On behalf of the Transportation Trades Department, AFL-CIO (TTD), I urge you to support the Airline Flight Crew Technical Corrections Act when it is considered under suspension of the rules this week. This legislation, which received bipartisan support and passed the House by a vote of 402 to 9 in the 110th Congress, addresses an anomaly that has prevented airline flight crews from qualifying for coverage under the Family and Medical Leave Act (FMLA).
As you know, the FMLA allows eligible workers to take up to 12 weeks unpaid leave, during any 12 month period, if they or an immediate family member is ill, or they are expecting the birth or adoption of a child. In order to qualify for FMLA coverage an employee must work 60% of a full time schedule or approximately 1,250 hours per year. For the majority of employees in our country, 1,250 hours per year adequately reflects 60% of a full time schedule, however, this hourly requirement fails to consider the unique work hours and schedules of airline flight crews.
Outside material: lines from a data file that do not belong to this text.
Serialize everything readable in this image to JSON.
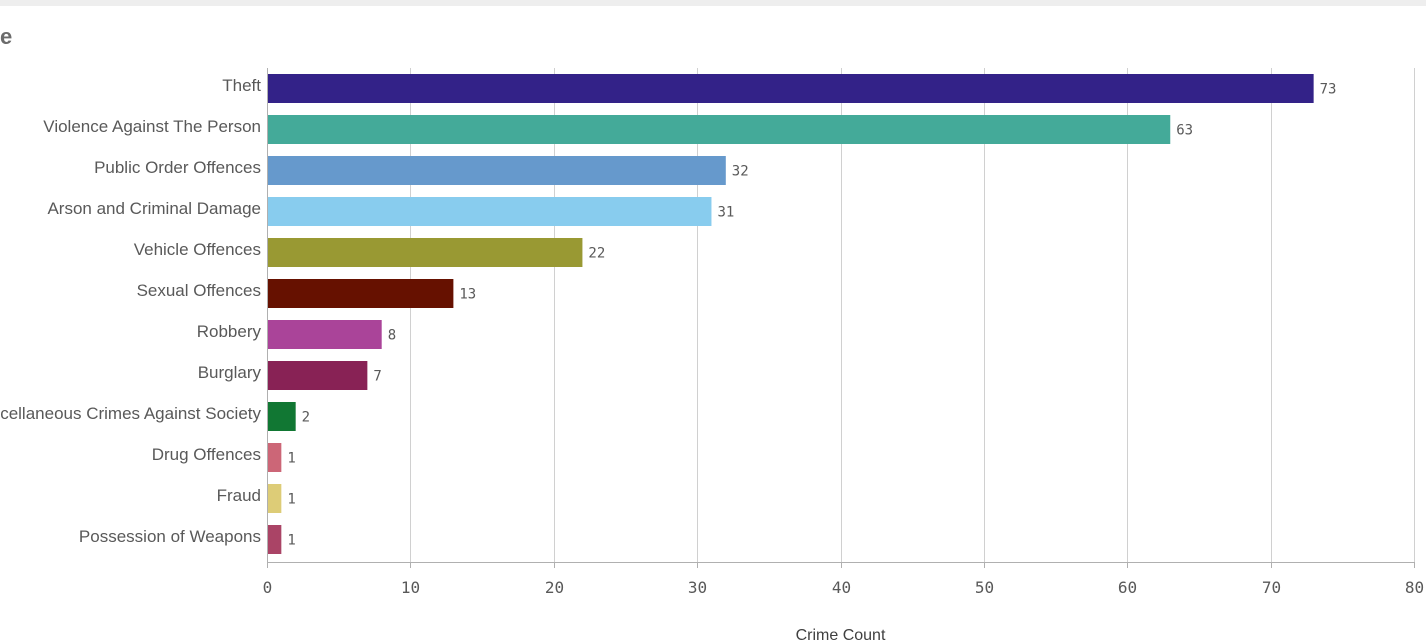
{
  "header": {
    "title_fragment": "e"
  },
  "chart_data": {
    "type": "bar",
    "orientation": "horizontal",
    "categories": [
      "Theft",
      "Violence Against The Person",
      "Public Order Offences",
      "Arson and Criminal Damage",
      "Vehicle Offences",
      "Sexual Offences",
      "Robbery",
      "Burglary",
      "Miscellaneous Crimes Against Society",
      "Drug Offences",
      "Fraud",
      "Possession of Weapons"
    ],
    "values": [
      73,
      63,
      32,
      31,
      22,
      13,
      8,
      7,
      2,
      1,
      1,
      1
    ],
    "colors": [
      "#332288",
      "#44aa99",
      "#6699cc",
      "#88ccee",
      "#999933",
      "#661100",
      "#aa4499",
      "#882255",
      "#117733",
      "#cc6677",
      "#ddcc77",
      "#aa4466"
    ],
    "xlabel": "Crime Count",
    "ylabel": "",
    "xlim": [
      0,
      80
    ],
    "xticks": [
      "0",
      "10",
      "20",
      "30",
      "40",
      "50",
      "60",
      "70",
      "80"
    ],
    "grid": true,
    "data_labels": true
  }
}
Unusual time-keeping methods in the airline industry make it difficult, if not impossible, for flight crew to satisfy the 1,250 hour threshold required for eligibility. They only receive credit for time “in flight,” although they can spend several days a week away from home due to the nature of their work. Time between flights such as layovers and overnight stays does not count toward FMLA qualification.
In addition, many airline crews are on “reserve” status, which means they must stand-by to be called for duty if others are unable to work an assigned flight. While the company recognizes that they are “on duty” and guarantees a set number of hours for which they will be paid each month, only their actual time working flights counts under the FMLA. This makes it much harder for them to reach the 1,250 hours, as required by the FMLA. In fact, pilots’ flight time is capped at 1,000 hours per year, making it difficult for them to qualify for FMLA coverage.
This legislation brings flight crews under the provisions of the FMLA by considering the unique calculation of work hours in the airline industry. It provides a clarification to the original legislation and makes it possible for pilots and flight attendants to qualify for family and medical leave when they have completed 60% of a full time schedule at their airline. This is a fair and well deserved benefit that hardworking airline employees should be able to enjoy.
Again, I urge you to support our nation’s flight crews by voting for the Airline Flight Crew Technical Corrections Act when it is considered under suspension of the rules this week.